The transaction netted the Knicks the No. 34 and No. 51 overall picks in the 2014 draft as well. The former turned into promising forward Cleanthony Early, who had a major debut in the Las Vegas Summer League, with 13 points on 5-of-10 shooting from the field. He also knocked down 3-of-4 from distance, topped off with the highlight of the day:
The latter wound up being Thanasis Antetokounmpo, a frantic young player with seemingly unlimited upside who has also shown well in early pro action.
That has been but one piece of the puzzle, with Jackson electing to dump 34-year-old Lamar Odom to the wayside despite the two finding plenty of success during their work together in Los Angeles.
If that's not proof enough that nothing will prevent Jackson from executing his plan, how about this: He's also been on the phone wheeling and dealing to get rid of Amar’e Stoudemire and Andrea Bargnani, per ESPN's Ian Begley.
The attempts make sense, especially in the case of Stoudemire, who is due $23.4 million next season, per Spotrac, and has been on a rapid decline since joining the franchise:
While some may want Stoudemire to stick around because of his contract being of the expiring variety, the point is to get value from him rather than nothing at all in free agency after next season. Either way, he is not in the plans after this upcoming season.
Although, to be fair, the front office seems content to walk a fine line between this offseason and next, as even Jackson admitted that he would love to bring on Pau Gasol, as captured by Marc Berman of the New York Post:
“[Gasol] knows what he has here and what is possible,’’ Jackson said during the Knicks summer league practice. “He’d like to play with Carmelo and like to play with a winner. We can’t guarantee that, but with him we can guarantee a much better chance.’’
But in a true tightrope act, Berman admits that some of the thinking behind the plan is that Gasol could then lure his brother, Marc, to the Big Apple next offseason.
It's not all that outlandish, and even if neither Gasol brother makes it to New York, the current focus should be on 2015 free agency.
There, the opportunities are endless—Carmelo on board or not. Unrestricted big names who may want to play in a major market like New York include Paul Millsap, Rajon Rondo, Kevin Love, LaMarcus Aldridge and more.
That class seems to be the end goal for the Knicks at this point, as Jackson continues to make smart draft selections in the hopes of hitting the jackpot to counter the rising beast that is now the young, talented Cleveland Cavaliers.

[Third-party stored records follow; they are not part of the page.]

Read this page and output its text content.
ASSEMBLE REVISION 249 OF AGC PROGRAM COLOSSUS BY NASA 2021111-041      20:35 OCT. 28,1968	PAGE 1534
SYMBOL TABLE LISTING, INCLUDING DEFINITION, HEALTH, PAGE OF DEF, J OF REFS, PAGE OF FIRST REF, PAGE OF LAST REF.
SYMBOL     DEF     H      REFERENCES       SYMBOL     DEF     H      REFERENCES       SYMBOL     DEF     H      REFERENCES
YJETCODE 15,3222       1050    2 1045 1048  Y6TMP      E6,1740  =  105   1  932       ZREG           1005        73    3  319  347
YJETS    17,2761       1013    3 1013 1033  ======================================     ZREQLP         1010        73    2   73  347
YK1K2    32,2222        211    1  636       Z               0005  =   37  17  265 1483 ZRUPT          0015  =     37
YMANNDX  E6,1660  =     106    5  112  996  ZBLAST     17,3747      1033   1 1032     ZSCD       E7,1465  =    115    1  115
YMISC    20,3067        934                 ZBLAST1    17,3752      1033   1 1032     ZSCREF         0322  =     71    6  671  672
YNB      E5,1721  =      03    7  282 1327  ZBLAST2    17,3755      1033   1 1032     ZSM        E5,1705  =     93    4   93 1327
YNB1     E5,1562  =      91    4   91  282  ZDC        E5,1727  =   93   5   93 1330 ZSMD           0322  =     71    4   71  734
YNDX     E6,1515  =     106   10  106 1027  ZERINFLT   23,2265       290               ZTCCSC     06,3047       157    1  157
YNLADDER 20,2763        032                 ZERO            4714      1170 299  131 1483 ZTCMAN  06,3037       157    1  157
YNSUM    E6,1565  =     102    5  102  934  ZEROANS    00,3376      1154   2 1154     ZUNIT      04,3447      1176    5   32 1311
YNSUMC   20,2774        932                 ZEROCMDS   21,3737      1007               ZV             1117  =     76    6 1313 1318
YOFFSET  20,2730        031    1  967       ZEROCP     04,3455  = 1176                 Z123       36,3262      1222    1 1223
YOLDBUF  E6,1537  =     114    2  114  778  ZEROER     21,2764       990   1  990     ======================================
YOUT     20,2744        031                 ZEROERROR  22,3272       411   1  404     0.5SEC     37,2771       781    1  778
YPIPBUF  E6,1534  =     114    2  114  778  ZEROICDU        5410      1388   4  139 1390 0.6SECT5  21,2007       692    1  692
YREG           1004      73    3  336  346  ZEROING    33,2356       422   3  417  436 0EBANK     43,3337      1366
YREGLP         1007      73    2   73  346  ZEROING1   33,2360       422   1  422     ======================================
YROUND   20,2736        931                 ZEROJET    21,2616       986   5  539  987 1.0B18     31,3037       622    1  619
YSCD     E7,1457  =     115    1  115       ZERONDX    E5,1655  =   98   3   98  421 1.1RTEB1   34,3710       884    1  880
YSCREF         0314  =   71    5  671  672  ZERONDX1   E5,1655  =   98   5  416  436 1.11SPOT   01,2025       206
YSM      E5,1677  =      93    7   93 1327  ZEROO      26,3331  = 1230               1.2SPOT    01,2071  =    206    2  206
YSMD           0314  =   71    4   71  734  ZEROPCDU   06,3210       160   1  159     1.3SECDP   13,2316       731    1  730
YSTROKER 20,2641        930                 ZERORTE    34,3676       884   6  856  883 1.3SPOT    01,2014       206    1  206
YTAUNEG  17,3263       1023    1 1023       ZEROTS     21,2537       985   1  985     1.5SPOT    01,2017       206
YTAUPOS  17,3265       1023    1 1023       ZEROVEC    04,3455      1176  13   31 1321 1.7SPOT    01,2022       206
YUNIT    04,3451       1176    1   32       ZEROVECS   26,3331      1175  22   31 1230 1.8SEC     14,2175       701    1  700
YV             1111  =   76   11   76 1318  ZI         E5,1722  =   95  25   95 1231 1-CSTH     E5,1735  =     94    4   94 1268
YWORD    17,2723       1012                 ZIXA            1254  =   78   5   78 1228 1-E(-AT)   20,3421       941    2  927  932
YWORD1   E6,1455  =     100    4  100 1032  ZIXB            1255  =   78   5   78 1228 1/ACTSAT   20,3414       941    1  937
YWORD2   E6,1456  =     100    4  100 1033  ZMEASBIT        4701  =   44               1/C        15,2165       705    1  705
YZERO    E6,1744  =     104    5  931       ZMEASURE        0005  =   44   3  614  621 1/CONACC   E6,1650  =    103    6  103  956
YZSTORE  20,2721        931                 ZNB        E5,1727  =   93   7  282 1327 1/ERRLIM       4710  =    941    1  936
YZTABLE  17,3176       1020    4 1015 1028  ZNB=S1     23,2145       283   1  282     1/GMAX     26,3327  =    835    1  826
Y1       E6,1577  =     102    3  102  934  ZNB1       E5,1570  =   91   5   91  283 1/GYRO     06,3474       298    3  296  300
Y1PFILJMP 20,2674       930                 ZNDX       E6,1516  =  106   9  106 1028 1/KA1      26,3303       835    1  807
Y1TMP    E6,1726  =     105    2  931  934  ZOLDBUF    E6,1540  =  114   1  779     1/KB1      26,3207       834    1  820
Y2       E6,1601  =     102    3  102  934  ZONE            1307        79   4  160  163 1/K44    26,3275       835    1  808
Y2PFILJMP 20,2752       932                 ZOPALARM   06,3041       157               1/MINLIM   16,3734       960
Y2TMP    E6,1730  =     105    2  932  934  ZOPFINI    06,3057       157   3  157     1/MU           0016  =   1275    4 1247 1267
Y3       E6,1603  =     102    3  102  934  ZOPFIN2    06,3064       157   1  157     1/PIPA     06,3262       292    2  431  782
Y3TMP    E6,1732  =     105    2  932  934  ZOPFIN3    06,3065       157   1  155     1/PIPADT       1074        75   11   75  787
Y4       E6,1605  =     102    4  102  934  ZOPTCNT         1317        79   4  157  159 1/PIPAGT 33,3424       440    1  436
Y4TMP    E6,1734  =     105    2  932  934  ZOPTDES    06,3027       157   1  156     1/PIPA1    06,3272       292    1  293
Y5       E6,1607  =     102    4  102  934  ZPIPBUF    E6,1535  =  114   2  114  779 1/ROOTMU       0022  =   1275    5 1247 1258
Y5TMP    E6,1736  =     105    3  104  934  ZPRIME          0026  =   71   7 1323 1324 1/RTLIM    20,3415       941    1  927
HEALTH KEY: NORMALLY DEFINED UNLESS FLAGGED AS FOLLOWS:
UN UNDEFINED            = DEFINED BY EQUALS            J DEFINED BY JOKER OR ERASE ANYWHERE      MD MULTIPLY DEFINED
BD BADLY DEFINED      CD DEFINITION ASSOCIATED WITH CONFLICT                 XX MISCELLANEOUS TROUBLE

How critical Anthony is to this process is hard to discern, but there is something to be said about a humble superstar who works well with the media and fans, is coming off his best offensive season as a pro and has played a key role in that regard since coming aboard, as Numbers Never Lie illustrates:
Since 2011, Carmelo has accounted for 23% of Knicks' Pts. Only Durant (28%) & LeBron (25%) have accounted more on their respective teams.— Numbers Never Lie (@ESPN_Numbers) July 10, 2014
The Knicks are sure to be a fringe playoff contender in the miserable Eastern Conference next season, but the bigger picture comes after the fact. Anthony back in the fold, regardless of the cash and year commitment, is a must if possible, but it's not some end-all, be-all scenario.
What's important is that Jackson continues to do away with the horrible contracts and creaky knees of yesteryear in exchange for assets that build toward a brighter future.
The future is quietly bright beneath the surface, with players such as Early and Tim Hardaway Jr. waiting to blossom. Jackson's willingness to toss away the old parts that no longer fit is a positive sign for a franchise that wants to compete for titles and a 68-year-old Hall of Famer whose reputation precedes him as a man who knows full well what he is doing every step of the way.
New York seems bleak, but a wrecking ball is a necessary evil before the construction of something befitting of Jackson's vision.